С этого момента начинает разворачиваться сюжет, хотя манеру повествования и развязку нельзя назвать классическими. В любом случае Лафферти интересуют далеко не только отношения главных героев, несчастных влюбленных; он исследует отношения всего человечества со своей историей и мифологией, а также собственное предназначение как хранителя и передатчика мифов. Хотя в некоторой области опыт Лафферти ограничивался тем, что он мог узнать от других, он, безусловно, понимал, что в любимом человеке мы любим прежде всего истории, которые вокруг него выстраиваем, глубоко личные мифы, которые также часть вселенной. Но если тот, кого ты любишь, – миф или ты сам – миф, тогда с самого начала всё против вас.
Юные влюбленные из рассказа «Хитропалые» с болью понимают, что наши мифы переживут нас, а самое главное – они переживут своих рассказчиков. Результат – курьезная (и типичная для Лафферти) инверсия легенды об Орфее: не наши истории и мифы остаются позади во тьме, а мы сами. Ореада Хитропалая бежит по анфиладе темных комнат внутри горы, собирая железных псов, железных парней, железную философию. Но на самом деле это нас с вами она собирает. А когда ее игра заканчивается, она разбирает их (нас) и бросает обратно в горшки с деталями. В самом конце мы распадаемся на части, наш век короток, и наше сердце разбито. Но именно Ореада и ее Плутон, воплощенные мифы, будут горько плакать железными слезами.
Хитропалые[128]
1
Орфей сыграл прекрасную мелодию Глюка – и грозный Плутон, царь Аида, залился слезами. Но то были железные слезы.

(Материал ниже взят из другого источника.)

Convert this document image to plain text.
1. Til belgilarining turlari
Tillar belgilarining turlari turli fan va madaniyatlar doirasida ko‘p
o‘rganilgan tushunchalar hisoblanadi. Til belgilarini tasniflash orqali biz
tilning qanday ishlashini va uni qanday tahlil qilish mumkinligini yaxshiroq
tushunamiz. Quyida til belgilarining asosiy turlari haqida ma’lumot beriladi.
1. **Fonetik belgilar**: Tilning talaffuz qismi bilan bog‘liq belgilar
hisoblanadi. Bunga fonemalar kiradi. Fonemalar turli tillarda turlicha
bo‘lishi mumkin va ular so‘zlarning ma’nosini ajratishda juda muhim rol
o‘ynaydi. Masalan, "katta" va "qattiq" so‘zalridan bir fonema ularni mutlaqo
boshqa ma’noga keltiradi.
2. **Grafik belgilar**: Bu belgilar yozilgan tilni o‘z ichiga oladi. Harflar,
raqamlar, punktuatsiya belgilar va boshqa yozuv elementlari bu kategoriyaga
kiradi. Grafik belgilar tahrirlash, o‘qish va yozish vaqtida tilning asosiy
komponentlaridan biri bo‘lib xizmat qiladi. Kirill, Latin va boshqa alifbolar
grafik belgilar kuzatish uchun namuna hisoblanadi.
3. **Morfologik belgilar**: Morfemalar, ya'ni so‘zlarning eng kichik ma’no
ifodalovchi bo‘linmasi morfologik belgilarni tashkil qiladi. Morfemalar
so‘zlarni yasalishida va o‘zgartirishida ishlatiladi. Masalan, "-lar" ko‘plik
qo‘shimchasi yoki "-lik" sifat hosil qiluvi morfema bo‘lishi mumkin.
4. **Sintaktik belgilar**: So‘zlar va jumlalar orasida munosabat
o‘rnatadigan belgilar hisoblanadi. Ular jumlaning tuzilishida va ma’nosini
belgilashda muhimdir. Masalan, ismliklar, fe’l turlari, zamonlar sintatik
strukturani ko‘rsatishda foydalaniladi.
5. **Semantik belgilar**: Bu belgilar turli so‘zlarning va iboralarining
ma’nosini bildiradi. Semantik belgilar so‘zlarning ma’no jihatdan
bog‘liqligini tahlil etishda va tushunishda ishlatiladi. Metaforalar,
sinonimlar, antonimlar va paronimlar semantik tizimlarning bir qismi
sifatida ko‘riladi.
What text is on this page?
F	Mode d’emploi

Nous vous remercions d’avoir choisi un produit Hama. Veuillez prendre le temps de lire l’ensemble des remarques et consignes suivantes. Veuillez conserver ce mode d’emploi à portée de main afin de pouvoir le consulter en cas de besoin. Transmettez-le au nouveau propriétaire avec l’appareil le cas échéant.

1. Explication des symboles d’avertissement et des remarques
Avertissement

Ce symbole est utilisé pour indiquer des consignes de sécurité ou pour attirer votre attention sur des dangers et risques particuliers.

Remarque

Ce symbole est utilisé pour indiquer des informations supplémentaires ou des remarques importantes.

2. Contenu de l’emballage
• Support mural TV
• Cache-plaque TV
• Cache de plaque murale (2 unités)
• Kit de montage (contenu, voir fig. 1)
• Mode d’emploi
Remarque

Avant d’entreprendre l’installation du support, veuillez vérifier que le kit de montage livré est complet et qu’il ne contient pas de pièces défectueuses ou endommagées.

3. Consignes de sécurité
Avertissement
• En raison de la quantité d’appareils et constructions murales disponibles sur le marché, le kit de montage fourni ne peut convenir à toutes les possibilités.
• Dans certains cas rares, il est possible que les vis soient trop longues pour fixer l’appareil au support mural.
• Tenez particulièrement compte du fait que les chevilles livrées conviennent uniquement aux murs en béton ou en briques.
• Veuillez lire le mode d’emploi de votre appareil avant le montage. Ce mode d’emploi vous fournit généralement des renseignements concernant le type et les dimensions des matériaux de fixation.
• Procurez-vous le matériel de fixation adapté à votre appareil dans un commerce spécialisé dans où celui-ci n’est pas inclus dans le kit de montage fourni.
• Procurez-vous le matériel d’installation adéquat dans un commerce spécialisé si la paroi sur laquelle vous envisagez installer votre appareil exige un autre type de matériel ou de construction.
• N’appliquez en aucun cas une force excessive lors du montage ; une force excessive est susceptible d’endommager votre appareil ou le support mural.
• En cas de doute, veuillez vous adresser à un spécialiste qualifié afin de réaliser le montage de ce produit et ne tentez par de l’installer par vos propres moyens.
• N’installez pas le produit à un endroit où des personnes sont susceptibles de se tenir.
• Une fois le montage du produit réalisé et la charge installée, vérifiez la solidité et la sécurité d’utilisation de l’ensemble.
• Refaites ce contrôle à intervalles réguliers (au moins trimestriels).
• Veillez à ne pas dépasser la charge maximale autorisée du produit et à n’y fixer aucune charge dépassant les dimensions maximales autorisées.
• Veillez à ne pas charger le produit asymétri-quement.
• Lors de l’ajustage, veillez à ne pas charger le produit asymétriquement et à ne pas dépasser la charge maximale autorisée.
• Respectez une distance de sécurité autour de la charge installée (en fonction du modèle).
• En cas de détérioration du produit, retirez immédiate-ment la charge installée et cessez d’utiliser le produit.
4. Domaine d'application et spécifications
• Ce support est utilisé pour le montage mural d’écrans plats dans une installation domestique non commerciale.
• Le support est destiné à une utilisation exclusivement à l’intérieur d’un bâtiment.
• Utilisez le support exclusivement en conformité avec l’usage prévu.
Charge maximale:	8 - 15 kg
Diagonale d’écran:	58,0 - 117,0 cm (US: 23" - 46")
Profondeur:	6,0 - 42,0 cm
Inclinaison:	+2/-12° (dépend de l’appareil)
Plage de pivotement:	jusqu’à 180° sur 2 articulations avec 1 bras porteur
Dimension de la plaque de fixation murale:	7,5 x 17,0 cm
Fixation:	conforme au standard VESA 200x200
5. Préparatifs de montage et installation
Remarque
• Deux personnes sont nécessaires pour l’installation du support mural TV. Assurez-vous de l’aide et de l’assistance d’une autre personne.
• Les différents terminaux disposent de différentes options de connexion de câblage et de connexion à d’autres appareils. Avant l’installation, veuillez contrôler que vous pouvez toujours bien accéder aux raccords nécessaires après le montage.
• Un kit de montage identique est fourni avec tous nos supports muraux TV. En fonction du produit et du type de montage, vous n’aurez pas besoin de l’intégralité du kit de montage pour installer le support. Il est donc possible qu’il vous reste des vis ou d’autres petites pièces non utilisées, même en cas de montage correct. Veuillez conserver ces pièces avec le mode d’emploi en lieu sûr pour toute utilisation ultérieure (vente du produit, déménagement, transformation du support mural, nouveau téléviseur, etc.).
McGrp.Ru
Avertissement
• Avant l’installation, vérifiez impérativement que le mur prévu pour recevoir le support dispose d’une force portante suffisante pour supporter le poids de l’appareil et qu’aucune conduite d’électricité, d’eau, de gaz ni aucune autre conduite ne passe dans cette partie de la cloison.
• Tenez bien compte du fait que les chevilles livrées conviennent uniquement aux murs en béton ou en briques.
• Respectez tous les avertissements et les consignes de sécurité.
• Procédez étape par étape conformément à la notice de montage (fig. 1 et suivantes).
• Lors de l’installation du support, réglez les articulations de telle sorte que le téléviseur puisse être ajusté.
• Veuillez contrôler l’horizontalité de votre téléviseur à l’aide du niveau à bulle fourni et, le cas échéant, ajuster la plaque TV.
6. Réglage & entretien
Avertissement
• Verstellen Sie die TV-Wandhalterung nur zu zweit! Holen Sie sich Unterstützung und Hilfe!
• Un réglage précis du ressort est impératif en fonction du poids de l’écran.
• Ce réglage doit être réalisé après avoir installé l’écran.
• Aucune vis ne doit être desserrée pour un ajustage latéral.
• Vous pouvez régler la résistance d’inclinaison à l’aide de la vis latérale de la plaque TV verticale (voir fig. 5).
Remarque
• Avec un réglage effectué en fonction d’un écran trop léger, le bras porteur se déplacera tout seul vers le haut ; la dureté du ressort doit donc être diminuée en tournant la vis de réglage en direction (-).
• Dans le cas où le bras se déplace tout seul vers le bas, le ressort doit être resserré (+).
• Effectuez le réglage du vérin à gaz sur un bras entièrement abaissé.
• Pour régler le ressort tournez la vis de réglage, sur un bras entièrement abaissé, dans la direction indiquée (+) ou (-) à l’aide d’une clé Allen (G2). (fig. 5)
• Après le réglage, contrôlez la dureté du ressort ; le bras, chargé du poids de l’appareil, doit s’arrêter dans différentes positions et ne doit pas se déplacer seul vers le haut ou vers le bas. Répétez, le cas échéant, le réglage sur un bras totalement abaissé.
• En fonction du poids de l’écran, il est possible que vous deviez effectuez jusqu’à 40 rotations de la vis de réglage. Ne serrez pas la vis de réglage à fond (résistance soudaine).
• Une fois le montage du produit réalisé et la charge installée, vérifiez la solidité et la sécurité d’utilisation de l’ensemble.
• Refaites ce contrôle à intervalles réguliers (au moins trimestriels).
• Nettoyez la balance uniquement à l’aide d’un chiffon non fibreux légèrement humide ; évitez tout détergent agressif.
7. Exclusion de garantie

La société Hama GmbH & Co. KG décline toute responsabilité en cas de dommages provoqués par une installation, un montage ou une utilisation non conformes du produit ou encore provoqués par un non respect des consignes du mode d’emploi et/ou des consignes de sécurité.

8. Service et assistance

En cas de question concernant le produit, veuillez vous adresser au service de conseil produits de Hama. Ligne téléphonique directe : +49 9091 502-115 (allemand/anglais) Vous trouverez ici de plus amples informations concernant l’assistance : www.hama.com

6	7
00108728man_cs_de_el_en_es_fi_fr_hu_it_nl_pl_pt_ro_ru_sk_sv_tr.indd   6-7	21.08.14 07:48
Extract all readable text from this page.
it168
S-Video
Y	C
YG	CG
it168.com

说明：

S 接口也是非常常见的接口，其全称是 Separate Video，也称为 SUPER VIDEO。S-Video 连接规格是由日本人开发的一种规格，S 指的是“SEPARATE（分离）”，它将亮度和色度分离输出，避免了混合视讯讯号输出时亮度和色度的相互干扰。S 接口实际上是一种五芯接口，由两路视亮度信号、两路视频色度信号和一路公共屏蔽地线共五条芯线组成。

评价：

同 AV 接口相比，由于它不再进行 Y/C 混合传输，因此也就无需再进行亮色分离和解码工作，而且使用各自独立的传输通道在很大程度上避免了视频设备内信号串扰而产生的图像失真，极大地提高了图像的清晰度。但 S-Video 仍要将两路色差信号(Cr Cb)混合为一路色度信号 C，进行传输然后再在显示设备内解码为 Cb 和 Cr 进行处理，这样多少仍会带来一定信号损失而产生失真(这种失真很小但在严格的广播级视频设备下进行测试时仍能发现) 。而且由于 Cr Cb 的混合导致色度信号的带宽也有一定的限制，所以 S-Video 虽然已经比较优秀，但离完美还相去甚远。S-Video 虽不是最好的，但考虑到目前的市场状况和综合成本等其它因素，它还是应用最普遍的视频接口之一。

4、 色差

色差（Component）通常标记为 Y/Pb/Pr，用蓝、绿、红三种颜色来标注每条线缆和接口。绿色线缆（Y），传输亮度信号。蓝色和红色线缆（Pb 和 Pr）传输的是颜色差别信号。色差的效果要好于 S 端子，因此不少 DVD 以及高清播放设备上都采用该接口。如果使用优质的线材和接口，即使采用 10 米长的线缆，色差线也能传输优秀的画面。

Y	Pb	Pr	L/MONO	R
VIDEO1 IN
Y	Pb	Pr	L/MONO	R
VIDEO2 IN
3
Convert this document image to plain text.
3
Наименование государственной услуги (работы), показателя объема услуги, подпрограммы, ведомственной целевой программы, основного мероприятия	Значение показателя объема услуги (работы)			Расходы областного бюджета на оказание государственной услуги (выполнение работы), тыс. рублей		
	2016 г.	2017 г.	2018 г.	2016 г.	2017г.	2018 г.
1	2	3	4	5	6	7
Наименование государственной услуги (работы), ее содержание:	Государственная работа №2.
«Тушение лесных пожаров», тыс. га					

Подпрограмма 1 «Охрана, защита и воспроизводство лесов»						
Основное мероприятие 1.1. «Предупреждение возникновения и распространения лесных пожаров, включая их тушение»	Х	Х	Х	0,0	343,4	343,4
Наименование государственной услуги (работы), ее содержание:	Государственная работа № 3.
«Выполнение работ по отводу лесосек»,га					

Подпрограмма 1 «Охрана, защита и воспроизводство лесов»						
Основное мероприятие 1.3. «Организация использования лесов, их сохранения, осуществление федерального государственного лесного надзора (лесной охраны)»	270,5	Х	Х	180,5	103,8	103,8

– Кто я? – спросила однажды Ореада[129]
Хитропалая свою маму. – Или, если уж на то пошло, что я?– Ты наша дочка, – ответила Франсес Хитропалая. – А почему ты спрашиваешь? Ты с кем-то разговаривала?
– Только сама с собой и еще с дядюшками в горе.
– Тогда ясно. Во-первых, милая, ты должна знать: мы тебя очень, очень любим. Не было ничего случайного: мы тебя выбрали, и ты для нас…
– Не волнуйся, мамочка. Я знаю, что я приемная. И уверена, что вы оба меня любите, вы мне все уши об этом прожужжали. Но кто я на самом деле?
– Ты – маленькая девочка Ореада, очень любопытная и развитая не по годам.
– Но я не чувствую себя развитой. Я чувствую себя глупой. Почему я чем-то похожа на папу, а больше ничем и ни на кого? Как мы с папой вообще связаны?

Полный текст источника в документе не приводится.